5:27-32 After that Jesus went out, and he saw a tax-collector, called Levi, sitting at his tax-collector's table. He said to him, "Follow me!" He left everything and rose and followed him. And Levi made a great feast for him in his house; and a great crowd of tax-collectors and others who were their friends sat down at table with them. The Pharisees and scribes complained at this, and said to the disciples, "Why do you eat and drink with tax-collectors and sinners?" Jesus answered, "Those who are healthy have no need of a doctor but those who are ill have. I did not come to invite the righteous but sinners to repentance."

Here we have the call of Matthew (compare Matthew 9:9-13 ). Of all people in Palestine the tax-collectors were the most hated. Palestine was a country subject to the Romans; tax-collectors had taken service under the Roman government; therefore they were regarded as renegades and traitors.

The taxation system lent itself to abuse. The Roman custom had been to farm out the taxes. They assessed a district at a certain figure and then sold the right to collect that figure to the highest bidder. So long as the buyer handed over the assessed figure at the end of the year he was entitled to retain whatever else he could extract from the people; and since there were no newspapers, radio or television, and no ways of making public announcements that would reach everyone, the common people had no real idea of what they had to pay.

This particular system had led to such gross abuses that by New Testament times it had been discontinued. There were, however, still taxes to be paid, still quisling tax-collectors working for the Romans, and still abuses and exploitation.

There were two types of taxes. First, there were stated taxes. There was a poll tax which all men from 14 to 65, and all women from 12 to 65, had to pay simply for the privilege of existing. There was a ground tax which consisted of one-tenth of all grain grown, and one-fifth of wine and oil. This could be paid in kind or commuted into money. There was income tax, which was one per cent. of a man's income. In these taxes there was not a great deal of room for extortion.

Second, there were all kinds of duties. A tax was payable for using the main roads, the harbours, the markets. A tax was payable on a cart, on each wheel of it, and on the animal which drew it. There was purchase tax on certain articles, and there were import and export duties. A tax-collector could bid a man stop on the road and unpack his bundles and charge him well nigh what he liked. If a man could not pay, sometimes the tax-collector would offer to lend him money at an exorbitant rate of interest and so get him further into his clutches.

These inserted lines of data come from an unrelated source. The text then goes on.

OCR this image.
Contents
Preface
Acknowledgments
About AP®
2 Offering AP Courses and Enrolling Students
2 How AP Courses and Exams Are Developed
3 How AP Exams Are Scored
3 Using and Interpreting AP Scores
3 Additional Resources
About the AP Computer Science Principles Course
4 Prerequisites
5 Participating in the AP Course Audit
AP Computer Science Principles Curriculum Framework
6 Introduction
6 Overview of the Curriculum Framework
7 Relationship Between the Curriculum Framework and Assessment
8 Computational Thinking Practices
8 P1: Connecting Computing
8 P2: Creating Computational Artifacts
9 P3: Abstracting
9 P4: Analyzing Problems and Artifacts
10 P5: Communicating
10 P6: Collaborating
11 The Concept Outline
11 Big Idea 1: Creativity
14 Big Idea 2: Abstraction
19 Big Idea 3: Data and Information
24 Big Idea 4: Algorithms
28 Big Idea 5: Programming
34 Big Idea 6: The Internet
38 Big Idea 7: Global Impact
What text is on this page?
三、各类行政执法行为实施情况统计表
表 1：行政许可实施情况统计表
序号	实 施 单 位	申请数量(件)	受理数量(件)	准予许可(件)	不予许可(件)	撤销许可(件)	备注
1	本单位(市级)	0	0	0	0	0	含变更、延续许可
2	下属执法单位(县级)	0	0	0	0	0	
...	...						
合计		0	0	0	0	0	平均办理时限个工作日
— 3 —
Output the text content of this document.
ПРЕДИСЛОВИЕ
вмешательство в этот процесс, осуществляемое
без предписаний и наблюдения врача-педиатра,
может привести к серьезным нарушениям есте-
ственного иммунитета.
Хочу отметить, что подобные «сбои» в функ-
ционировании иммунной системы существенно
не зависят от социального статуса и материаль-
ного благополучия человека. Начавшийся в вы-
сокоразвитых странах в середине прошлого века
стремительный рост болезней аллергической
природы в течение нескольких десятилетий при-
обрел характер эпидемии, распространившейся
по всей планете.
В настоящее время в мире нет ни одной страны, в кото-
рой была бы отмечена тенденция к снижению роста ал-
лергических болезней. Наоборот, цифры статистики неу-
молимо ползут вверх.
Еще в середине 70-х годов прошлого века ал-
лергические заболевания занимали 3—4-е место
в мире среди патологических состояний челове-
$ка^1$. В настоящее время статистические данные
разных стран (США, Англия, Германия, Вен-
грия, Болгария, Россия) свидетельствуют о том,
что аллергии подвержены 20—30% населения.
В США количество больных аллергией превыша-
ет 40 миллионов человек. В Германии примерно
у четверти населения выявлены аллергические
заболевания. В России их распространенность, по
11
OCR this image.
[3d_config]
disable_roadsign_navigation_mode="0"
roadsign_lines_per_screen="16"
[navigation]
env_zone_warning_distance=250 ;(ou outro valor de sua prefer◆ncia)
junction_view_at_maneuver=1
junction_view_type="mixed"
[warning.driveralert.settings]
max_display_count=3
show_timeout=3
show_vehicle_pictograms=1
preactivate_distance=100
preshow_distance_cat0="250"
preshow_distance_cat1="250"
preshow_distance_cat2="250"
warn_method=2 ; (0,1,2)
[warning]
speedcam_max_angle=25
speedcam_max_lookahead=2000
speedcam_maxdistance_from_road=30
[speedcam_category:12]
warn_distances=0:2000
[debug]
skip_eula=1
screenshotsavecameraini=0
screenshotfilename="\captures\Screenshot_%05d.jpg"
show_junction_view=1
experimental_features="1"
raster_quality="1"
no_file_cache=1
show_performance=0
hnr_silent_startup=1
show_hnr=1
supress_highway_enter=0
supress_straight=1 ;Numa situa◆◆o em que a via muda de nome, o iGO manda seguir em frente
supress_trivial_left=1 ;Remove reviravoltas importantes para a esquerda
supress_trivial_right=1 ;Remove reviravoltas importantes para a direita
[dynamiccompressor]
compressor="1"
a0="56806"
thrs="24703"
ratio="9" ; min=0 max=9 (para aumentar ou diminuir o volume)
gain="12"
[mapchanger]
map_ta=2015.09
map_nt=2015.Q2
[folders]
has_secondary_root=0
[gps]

Robbers, murderers and tax-collectors were classed together. A tax-collector was barred from the synagogue. A Roman writer tells us that he once saw a monument to an honest tax-collector. An honest specimen of this renegade profession was so rare that he received a monument.

Yet Jesus chose Matthew the tax-collector to be an apostle.

(i) The first thing Matthew did was to invite Jesus to a feast--he could well afford it--and to invite his fellow tax-collectors and their outcast friends to meet him. Matthew's first instinct was to share the wonder he had found. John Wesley once said, "No man ever went to Heaven alone; he must either find friends or make them." It is a Christian duty to share the blessedness that we have found.

(ii) The scribes and Pharisees objected. The Pharisees--the separated ones--would not even let the skirt of their robe touch the like of Matthew. Jesus made the perfect answer. Once Epictetus called his teaching "the medicine of salvation." Jesus pointed out that it is only sick people who need doctors; and people like Matthew and his friends were the very people who needed him most. It would be well if we were to regard the sinner not as a criminal but as a sick man; and if we were to look on the man who has made a mistake not as someone deserving contempt and condemnation but as someone needing love and help to find the right way.